BigQuery is excellent for aggregate queries (think: full table scans) over fixed schema data structures in very very large tables. The aim is speed and flexibility. BigQuery lacks the concept of indexes (by design). While it can be used for "needle in a haystack" type searches, it really shines over large, structured datasets with a fixed schema. In terms of document type searches, BigQuery records have a fixed maximum size, and so are not ideal for document search engines. So, I would use BigQuery for queries such as: In my 200Gb log files, what are the 10 most common referral domains, and how often did I see them?
The Search API provides sorted search results over various types of document data (text, HTML, geopoint etc). Search API is really great for queries such as finding particular occurrences of documents that contain a particular string. In general, the Search API is great for document retrieval based on a query input.
I want to create prospective search subscription with empty query, but GAE raises exception
QuerySyntaxError: query:'' detail:'Query is empty.'
which is not compatible with Search API, which allows empty queries. Any workarounds? Should I file an issue?
The Prospective Search Service is intended to support applications that filter a stream of documents; applications that want less than all documents matched. In such an application, an "empty query" would normally be considered evidence of a bug. Admittedly, empty queries might sometimes be useful for various debugging purposes, however, the decision was made to design the interface's contracts with production use in mind.

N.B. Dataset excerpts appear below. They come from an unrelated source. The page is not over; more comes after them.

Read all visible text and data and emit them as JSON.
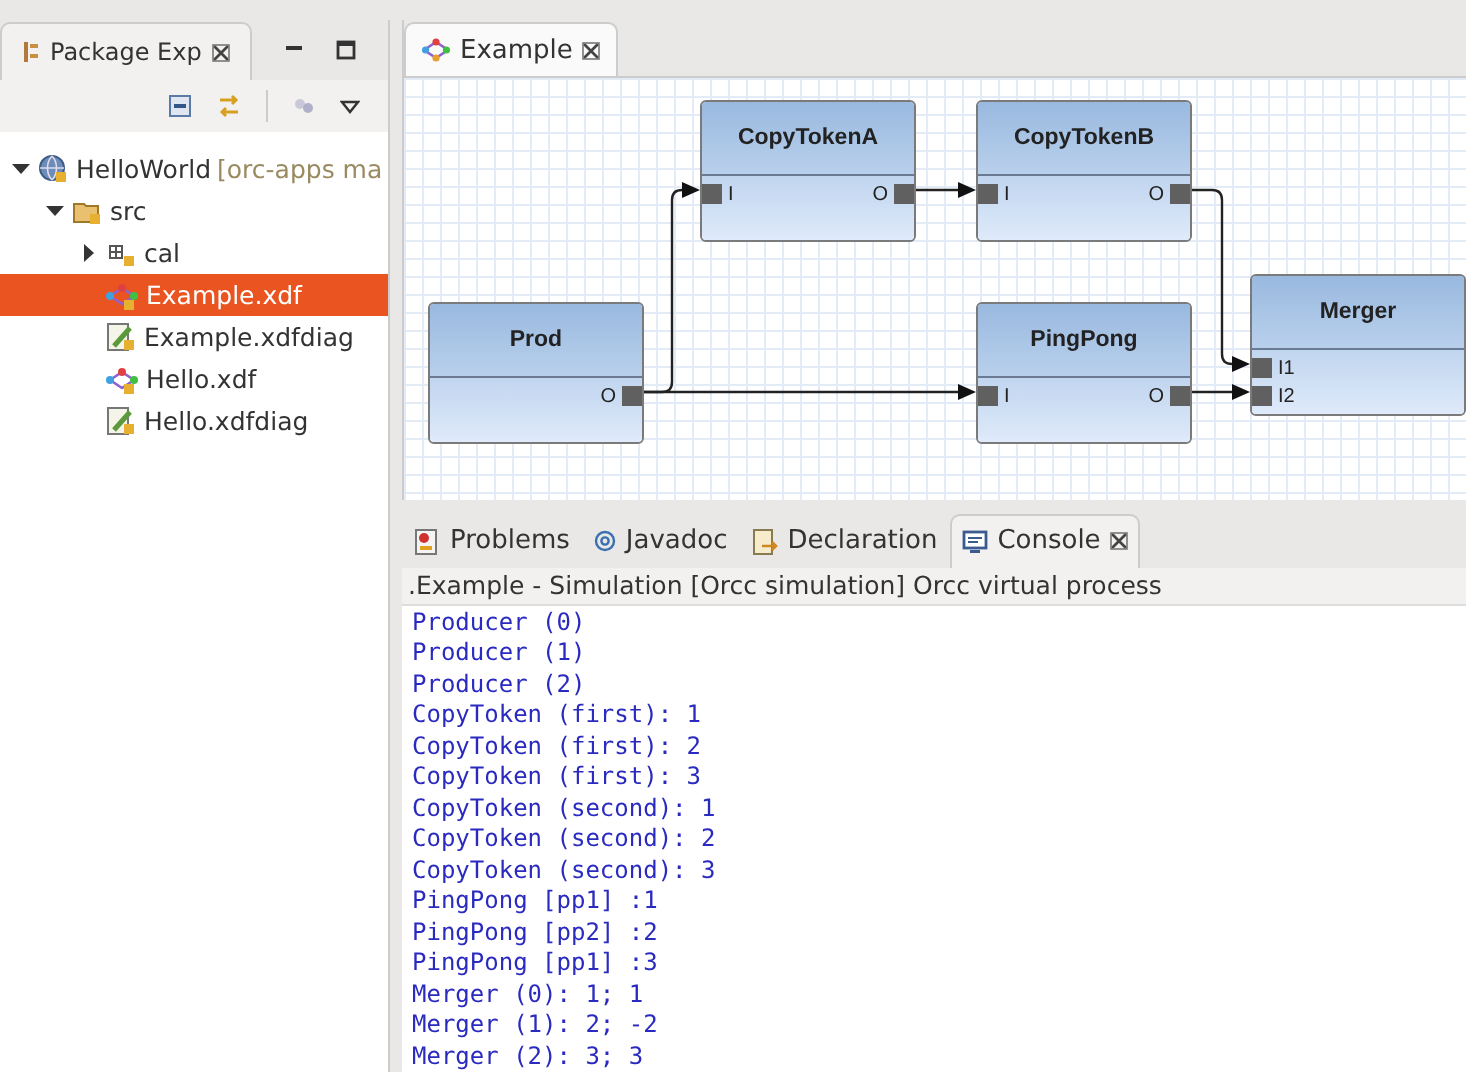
{
  "package_explorer": {
    "tab": {
      "label": "Package Exp",
      "selected": true
    },
    "tree": [
      {
        "label": "HelloWorld",
        "decoration": "[orc-apps ma",
        "kind": "project",
        "expanded": true,
        "selected": false,
        "children": [
          {
            "label": "src",
            "kind": "source-folder",
            "expanded": true,
            "selected": false,
            "children": [
              {
                "label": "cal",
                "kind": "package",
                "expanded": false,
                "selected": false
              },
              {
                "label": "Example.xdf",
                "kind": "network",
                "selected": true
              },
              {
                "label": "Example.xdfdiag",
                "kind": "diagram",
                "selected": false
              },
              {
                "label": "Hello.xdf",
                "kind": "network",
                "selected": false
              },
              {
                "label": "Hello.xdfdiag",
                "kind": "diagram",
                "selected": false
              }
            ]
          }
        ]
      }
    ]
  },
  "editor": {
    "tabs": [
      {
        "label": "Example",
        "selected": true
      }
    ],
    "diagram": {
      "nodes": [
        {
          "name": "Prod",
          "outputs": [
            "O"
          ]
        },
        {
          "name": "CopyTokenA",
          "inputs": [
            "I"
          ],
          "outputs": [
            "O"
          ]
        },
        {
          "name": "CopyTokenB",
          "inputs": [
            "I"
          ],
          "outputs": [
            "O"
          ]
        },
        {
          "name": "PingPong",
          "inputs": [
            "I"
          ],
          "outputs": [
            "O"
          ]
        },
        {
          "name": "Merger",
          "inputs": [
            "I1",
            "I2"
          ]
        }
      ]
    }
  },
  "console": {
    "tabs": [
      {
        "label": "Problems",
        "kind": "problems",
        "selected": false
      },
      {
        "label": "Javadoc",
        "kind": "javadoc",
        "selected": false
      },
      {
        "label": "Declaration",
        "kind": "declaration",
        "selected": false
      },
      {
        "label": "Console",
        "kind": "console",
        "selected": true
      }
    ],
    "process_title": ".Example - Simulation [Orcc simulation] Orcc virtual process",
    "lines": [
      "Producer (0)",
      "Producer (1)",
      "Producer (2)",
      "CopyToken (first): 1",
      "CopyToken (first): 2",
      "CopyToken (first): 3",
      "CopyToken (second): 1",
      "CopyToken (second): 2",
      "CopyToken (second): 3",
      "PingPong [pp1] :1",
      "PingPong [pp2] :2",
      "PingPong [pp1] :3",
      "Merger (0): 1; 1",
      "Merger (1): 2; -2",
      "Merger (2): 3; 3"
    ]
  }
}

As suggested by Will Brown, if you want a subscription that will match all documents, then insert some dummy field with a constant value into your documents and then create a query that matches just that field and value. Given that there is such an easy work-around available for those rare cases when "all documents" are needed, I think it unlikely that we would provide support for empty queries. It might also be interesting to note that the prohibition against empty queries is not just in the AppEngine code but also in the backend servers that AppEngine accesses to provide the Prospective Search Service.
Although the "Search API" (which really should be called the "Retrospective Search API") may support empty queries, it is important to realize that resource utilization patterns for prospective search are very, very different from those of retrospective search. For instance, you might have an application that is streaming hundreds of documents per second into both a document index (using retrospective search) and through a query index (using prospective seach). In such a system, an empty retrospective query is only going to return just a few documents whenever that query is submitted. On the other hand, a prospective query would generate a real-time stream of all documents. The presence of just a few prospective queries could thus generate significant loads on your application. In general, if you want a firehose, real-time push feed of everything published, it is best to code that up explicitly.
You can file a feature request for this, but it is by design (I don't know why). If you know that incoming documents will have something in common, you can write a query for those; for example, if you add a field "alldocuments" with content "yes" to the document when you send the request, you could register a query like "alldocuments:yes" to match all documents.